Chief Koval's Blog

Tragedy in Orlando

June 13, 2016 10:52 AM

The world sees yet another example of mass murder in the United States. This time the venue is Orlando, Florida, and the numbers are staggering.  With already at least 50 counted among the dead and many more wounded, this incident has resulted in yet another perverse "record" being set.  Whether it is ultimately deemed to be the result of domestic terrorism inspired by ISIS, a hate-induced rampage against the LGBT community or some other twisted theorem, we are reeling as a nation as we ponder: what's next?  

When watching the rolling commentaries of this tragedy throughout the course of the day, it appears to have started as an "active shooter" and then became a barricaded person with hostages, requiring a SWAT team to finally end the strife with an entry and firefight in which the suspect was killed.   While everyone thinks about the incredible human carnage these events extract from all of us, the pain and misery that is vicariously ours to share, and the continued loss of personal security that we all have to process, I wonder how our caregivers to children begin to sort and answer  the questions that invariably result from these inexplicable acts?

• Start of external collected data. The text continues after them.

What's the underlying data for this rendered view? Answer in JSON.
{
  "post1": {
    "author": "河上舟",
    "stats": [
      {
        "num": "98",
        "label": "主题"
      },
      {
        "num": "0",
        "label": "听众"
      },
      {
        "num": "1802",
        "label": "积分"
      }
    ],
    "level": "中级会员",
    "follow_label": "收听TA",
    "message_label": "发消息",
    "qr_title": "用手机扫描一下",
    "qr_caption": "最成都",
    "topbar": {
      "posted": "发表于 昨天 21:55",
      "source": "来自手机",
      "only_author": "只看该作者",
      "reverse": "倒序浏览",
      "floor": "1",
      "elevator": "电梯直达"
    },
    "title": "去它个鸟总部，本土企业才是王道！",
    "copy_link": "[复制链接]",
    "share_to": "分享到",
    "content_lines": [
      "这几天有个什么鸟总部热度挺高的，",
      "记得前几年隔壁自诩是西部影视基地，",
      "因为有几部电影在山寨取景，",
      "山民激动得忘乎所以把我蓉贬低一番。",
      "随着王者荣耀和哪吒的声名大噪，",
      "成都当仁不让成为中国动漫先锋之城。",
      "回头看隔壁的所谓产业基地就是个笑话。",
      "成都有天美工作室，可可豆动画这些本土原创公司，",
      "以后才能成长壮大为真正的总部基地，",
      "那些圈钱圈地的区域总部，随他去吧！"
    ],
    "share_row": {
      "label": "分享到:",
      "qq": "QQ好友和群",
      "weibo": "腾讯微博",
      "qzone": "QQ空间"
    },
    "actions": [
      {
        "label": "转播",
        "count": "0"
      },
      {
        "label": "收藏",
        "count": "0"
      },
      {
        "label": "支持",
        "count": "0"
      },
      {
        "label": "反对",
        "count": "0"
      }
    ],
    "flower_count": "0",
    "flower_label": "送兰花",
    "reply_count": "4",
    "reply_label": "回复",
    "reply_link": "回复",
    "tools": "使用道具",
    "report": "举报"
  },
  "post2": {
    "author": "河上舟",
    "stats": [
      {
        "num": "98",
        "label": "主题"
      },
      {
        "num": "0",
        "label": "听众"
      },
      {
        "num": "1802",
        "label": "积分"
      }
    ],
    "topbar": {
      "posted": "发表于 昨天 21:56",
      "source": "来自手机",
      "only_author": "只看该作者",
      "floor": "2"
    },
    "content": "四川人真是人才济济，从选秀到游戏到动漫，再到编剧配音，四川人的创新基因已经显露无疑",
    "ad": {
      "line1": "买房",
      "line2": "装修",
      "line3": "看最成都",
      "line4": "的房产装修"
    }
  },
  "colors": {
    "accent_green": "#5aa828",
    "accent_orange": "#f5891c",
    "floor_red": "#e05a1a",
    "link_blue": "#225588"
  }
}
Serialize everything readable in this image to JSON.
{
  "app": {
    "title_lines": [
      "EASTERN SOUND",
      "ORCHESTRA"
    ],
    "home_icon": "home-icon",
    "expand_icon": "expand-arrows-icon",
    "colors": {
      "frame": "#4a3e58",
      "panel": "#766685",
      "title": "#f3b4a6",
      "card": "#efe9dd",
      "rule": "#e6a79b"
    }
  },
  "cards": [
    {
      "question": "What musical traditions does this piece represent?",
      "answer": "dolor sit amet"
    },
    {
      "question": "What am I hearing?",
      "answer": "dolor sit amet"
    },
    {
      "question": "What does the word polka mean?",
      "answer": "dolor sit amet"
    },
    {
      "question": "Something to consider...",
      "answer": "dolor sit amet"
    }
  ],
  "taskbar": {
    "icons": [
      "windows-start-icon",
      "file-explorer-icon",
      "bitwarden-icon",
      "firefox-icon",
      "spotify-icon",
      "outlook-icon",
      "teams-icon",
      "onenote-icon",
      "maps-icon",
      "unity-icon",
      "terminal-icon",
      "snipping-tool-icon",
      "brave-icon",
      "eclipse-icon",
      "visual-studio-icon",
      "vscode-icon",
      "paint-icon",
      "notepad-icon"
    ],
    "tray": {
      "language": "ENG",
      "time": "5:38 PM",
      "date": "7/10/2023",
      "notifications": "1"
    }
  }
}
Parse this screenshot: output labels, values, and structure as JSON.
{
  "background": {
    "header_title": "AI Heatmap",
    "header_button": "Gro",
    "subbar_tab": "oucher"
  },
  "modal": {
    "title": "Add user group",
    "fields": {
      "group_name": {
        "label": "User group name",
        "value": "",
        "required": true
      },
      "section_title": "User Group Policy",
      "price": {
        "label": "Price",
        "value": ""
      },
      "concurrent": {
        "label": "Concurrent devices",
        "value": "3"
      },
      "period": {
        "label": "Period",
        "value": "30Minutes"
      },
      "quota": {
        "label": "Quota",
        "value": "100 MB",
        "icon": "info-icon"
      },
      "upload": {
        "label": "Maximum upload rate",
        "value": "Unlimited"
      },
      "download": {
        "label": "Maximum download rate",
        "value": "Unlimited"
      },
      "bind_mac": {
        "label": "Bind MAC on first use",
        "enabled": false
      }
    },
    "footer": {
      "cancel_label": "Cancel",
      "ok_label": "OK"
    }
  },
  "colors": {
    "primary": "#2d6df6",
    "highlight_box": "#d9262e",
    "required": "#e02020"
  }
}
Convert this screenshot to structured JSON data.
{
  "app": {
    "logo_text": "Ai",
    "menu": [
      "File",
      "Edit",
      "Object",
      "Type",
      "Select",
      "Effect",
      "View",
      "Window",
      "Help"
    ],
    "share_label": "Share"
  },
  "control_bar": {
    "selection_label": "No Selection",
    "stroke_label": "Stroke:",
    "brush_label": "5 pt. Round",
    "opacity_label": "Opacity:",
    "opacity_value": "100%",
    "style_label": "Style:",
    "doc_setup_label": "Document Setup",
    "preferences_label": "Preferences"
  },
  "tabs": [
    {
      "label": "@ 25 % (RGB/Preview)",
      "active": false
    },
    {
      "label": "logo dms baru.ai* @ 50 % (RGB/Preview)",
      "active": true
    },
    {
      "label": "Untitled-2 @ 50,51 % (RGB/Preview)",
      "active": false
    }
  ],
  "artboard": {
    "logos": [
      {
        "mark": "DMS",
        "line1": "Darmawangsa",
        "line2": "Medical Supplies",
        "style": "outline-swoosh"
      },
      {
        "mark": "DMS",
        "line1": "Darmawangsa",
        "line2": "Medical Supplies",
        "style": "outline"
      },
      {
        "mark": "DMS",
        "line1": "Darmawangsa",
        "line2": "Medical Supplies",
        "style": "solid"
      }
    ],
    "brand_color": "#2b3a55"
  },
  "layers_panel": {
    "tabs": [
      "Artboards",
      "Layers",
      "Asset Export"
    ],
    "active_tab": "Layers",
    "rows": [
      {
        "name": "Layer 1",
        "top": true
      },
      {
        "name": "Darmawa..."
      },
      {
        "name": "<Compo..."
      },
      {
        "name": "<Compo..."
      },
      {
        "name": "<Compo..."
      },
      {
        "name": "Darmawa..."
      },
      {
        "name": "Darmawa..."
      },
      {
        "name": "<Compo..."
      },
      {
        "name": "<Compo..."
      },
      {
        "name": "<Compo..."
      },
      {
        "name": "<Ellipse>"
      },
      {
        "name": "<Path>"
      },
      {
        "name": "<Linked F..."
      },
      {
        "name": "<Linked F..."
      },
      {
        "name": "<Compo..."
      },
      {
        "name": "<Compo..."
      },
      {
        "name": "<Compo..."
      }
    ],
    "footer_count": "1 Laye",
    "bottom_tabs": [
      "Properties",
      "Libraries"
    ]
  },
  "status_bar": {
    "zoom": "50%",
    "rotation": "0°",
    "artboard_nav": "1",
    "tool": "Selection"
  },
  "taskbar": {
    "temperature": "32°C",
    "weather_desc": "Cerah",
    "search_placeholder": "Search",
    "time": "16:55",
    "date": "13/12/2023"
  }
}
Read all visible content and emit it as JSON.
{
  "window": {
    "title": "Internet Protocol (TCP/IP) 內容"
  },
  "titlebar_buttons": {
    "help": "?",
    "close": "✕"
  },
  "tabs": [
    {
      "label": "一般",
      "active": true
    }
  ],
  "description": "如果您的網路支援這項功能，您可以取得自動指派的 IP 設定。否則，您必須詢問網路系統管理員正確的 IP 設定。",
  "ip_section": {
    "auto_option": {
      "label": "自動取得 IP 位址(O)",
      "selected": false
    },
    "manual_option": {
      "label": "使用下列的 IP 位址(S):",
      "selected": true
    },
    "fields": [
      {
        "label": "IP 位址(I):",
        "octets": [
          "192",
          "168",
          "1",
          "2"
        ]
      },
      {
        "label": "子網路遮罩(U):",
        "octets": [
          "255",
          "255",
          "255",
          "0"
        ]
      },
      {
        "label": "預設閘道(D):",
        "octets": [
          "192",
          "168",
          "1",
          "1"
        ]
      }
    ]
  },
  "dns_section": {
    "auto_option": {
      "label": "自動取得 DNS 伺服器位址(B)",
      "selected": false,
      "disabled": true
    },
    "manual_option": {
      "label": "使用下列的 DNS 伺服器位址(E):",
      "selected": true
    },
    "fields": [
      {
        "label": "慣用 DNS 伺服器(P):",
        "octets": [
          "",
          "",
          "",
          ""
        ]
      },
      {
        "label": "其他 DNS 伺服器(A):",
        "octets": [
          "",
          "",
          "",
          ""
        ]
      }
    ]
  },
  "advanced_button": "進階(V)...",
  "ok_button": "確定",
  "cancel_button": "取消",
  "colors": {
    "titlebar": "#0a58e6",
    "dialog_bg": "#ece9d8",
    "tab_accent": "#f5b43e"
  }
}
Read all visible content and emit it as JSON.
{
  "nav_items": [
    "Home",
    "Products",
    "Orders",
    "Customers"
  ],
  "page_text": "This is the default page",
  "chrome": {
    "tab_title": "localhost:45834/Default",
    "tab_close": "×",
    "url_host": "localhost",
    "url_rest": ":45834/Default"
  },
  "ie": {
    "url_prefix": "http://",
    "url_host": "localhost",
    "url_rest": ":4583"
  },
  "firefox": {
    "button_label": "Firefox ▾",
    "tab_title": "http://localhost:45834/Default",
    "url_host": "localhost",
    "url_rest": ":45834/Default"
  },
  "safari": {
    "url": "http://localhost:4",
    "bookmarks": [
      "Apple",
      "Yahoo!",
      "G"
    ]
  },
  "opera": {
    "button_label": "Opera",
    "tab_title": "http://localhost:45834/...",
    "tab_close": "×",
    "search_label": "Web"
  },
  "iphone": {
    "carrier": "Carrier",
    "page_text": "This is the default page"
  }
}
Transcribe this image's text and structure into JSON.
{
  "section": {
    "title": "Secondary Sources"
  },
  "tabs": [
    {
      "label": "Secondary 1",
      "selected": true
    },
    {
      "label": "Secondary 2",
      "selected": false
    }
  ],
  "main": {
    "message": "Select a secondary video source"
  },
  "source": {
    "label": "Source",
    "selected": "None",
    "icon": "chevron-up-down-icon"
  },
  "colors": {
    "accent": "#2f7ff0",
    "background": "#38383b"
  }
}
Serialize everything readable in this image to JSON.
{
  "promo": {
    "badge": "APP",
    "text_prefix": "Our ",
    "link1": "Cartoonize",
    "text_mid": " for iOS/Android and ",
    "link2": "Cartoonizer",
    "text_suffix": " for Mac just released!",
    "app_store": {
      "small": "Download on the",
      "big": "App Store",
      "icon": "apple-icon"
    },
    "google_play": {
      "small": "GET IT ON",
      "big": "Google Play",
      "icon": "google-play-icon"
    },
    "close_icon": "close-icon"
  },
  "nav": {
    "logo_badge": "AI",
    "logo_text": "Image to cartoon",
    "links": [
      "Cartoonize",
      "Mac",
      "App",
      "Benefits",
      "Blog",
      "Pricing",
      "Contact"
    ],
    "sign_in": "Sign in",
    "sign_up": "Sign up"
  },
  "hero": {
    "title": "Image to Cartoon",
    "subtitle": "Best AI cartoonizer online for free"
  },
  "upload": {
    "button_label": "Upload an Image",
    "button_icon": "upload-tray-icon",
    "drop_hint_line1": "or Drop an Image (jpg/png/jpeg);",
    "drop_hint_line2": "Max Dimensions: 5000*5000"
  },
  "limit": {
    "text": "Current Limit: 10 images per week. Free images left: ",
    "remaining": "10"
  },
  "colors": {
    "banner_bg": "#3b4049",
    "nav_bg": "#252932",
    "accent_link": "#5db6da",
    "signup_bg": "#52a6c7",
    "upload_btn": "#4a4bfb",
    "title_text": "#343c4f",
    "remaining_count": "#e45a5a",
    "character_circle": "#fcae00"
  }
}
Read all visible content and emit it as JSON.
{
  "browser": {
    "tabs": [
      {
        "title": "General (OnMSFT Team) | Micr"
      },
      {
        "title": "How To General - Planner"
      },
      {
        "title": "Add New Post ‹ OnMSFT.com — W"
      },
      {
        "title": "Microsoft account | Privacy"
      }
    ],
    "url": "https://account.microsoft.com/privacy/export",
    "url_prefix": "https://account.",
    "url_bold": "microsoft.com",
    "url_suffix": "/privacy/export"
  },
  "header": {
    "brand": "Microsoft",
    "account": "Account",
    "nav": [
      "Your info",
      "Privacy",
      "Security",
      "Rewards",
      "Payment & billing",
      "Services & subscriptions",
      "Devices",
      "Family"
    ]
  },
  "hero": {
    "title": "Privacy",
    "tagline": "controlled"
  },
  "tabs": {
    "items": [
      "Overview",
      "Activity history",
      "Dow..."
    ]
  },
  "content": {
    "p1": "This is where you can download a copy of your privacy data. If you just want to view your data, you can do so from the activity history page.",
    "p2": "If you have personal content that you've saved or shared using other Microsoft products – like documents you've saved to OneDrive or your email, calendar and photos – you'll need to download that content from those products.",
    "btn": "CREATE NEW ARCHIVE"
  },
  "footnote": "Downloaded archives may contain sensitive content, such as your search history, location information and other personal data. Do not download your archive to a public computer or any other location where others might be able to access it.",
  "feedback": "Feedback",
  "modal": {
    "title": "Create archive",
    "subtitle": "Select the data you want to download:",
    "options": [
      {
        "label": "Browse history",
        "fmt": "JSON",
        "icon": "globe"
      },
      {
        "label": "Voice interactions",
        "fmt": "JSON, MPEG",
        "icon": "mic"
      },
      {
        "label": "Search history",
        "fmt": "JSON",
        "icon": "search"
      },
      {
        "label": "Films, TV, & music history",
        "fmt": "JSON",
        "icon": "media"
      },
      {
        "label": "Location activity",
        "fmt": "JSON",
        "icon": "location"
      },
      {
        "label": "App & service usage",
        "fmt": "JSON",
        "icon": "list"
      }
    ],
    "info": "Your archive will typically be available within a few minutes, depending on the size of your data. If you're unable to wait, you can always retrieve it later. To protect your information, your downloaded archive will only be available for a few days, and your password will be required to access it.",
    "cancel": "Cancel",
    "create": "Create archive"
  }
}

As a chief, I also find myself looking at these horrific events through the lens of preparation, training, educating our community in knowing what steps to take,  and having the right equipment to resolve the crisis.  MPD (along with other area local law enforcement) routinely meets with state, county, and federal intelligence fusion centers in order to stay up to speed with trending threats.  Information is shared in real time and disseminated to the field.  Scenario-based training is staged on an annual basis to see how well the integrations of personnel, combined response(s)  and communications are incorporated  across agency lines.  Technology, updates through vital telecommunications links, and radio upgrades are constantly being checked and re-checked for efficiencies and compatibilities.  Agencies routinely rehearse "active shooter" problems into their annual in-service or on-duty trainings knowing that, statistically speaking, there will be an active shooter incident  every 16 days or so in the United States . . .no mall, workplace, house of worship, school, or public space is immune.

As recently as last week, in a combined operation with several other agencies trying to arrest four suspects on the run after an attempted armed robbery in which shots were fired, MPD worked with Dane County and the State Patrol and other local law enforcement in using dogs, drones, a Bearcat,  and even a plane in locating the suspects.  While the operation concluded in locating and arresting the suspects without incident, this will still be a "teachable moment" in which some valuable lessons can be learned in moving forward to improve upon our collaborative responses.

But it's not enough.  We have to continue to provide training to our community.  Schools, hospitals, congregations, workplaces, mall security, and public spaces like theaters are all forums that are working with law enforcement to better inform our constituents on how to keep ourselves "safer" in the midst of these events; particularly since the majority of active shooter incidents are over before the police arrive on scene. There are various acronyms and tips being offered but most share a common thread in responding to an active shooter:  help yourself and the people with you to "run" away from the problem; if that can't be done, "hide," and if these first two are not possible, be prepared to "fight" the threat, using all available resources.

Events like those in Orlando are why MPD has to have a well-trained, well-equipped SWAT Team.  These officers are always training for the "worst" in the hopes of never having to deploy in a real incident.  MPD's SWAT Team also cross-trains with the Tactical Team for the Dane County Sheriff's Office.  These officers have willingly taken on these particularly hazardous duties and I thank them (and their families) for taking on these additional risks.

Returning to Orlando, we join in that community's loss and we remember that this time, it was not military personnel targeted, it was not children and their teachers, it was our LGBT family and friends.  As a Department committed to acknowledging and embracing the gifts of what a diverse workplace can mean in advancing policing and making services more accessible, rights respected, and engagements defined by dignity, the MPD Family will remain vigilant in preventing, aggressively pursuing and prosecuting those who would engage in crimes of hate toward any of our constituents.